The platform uses Cloudflare as the public edge, backed by layered traffic management and regional load balancing. This gives the system a controlled entry point for request routing, regional distribution, and failure isolation before traffic reaches application infrastructure.

Multi-region design reduces operational risk

The regional model separates a primary Helsinki footprint from a Nuremberg disaster recovery footprint. Each region carries its own API layer, local balancing, and supporting infrastructure so that the system is not dependent on a single runtime surface.

This matters in enterprise F&B because failure is rarely graceful. The question is not whether something breaks, but whether the platform continues operating cleanly when a region, service, or dependency is degraded.

Data architecture is built for continuity

The database layer uses Postgres with Timescale, PgBouncer, and Patroni to balance transactional consistency, pooling, and cluster control. Replication from the primary cluster to the secondary cluster gives the platform a clear continuity path across regions.

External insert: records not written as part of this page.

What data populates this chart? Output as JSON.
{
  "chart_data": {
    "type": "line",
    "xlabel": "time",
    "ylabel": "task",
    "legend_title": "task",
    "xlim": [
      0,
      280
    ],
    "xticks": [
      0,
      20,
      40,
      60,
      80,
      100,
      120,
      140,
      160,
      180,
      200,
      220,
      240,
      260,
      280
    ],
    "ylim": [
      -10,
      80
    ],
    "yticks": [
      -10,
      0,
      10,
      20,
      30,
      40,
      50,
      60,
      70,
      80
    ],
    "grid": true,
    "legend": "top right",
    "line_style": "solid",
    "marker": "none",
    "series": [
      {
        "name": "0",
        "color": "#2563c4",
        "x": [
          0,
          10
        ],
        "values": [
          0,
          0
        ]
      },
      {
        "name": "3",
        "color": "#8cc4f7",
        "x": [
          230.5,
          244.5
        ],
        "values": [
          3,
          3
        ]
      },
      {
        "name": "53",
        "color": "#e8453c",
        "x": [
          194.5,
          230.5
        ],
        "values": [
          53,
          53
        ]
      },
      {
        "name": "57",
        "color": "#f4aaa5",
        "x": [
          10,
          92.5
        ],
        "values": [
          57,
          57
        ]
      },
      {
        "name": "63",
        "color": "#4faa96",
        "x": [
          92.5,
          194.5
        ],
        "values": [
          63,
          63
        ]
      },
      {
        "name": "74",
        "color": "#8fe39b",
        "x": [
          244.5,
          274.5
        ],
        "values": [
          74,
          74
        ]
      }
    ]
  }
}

Redis is also treated as part of the resilience model rather than an isolated performance accessory. Master-slave replication allows the cache layer to participate in recovery planning for production-grade workflows.

Observability is part of the architecture, not an afterthought

The stack includes Grafana, Prometheus, Loki, Tempo, and Portainer so the system can be operated with visibility across metrics, logs, traces, and container management. A watchdog layer monitors deployments and failure states across both regions.

For a platform designed around 0.5M to 1M orders per day, observability is not a reporting convenience. It is part of the control plane that allows teams to maintain uptime, isolate regressions, and meet enterprise operating expectations.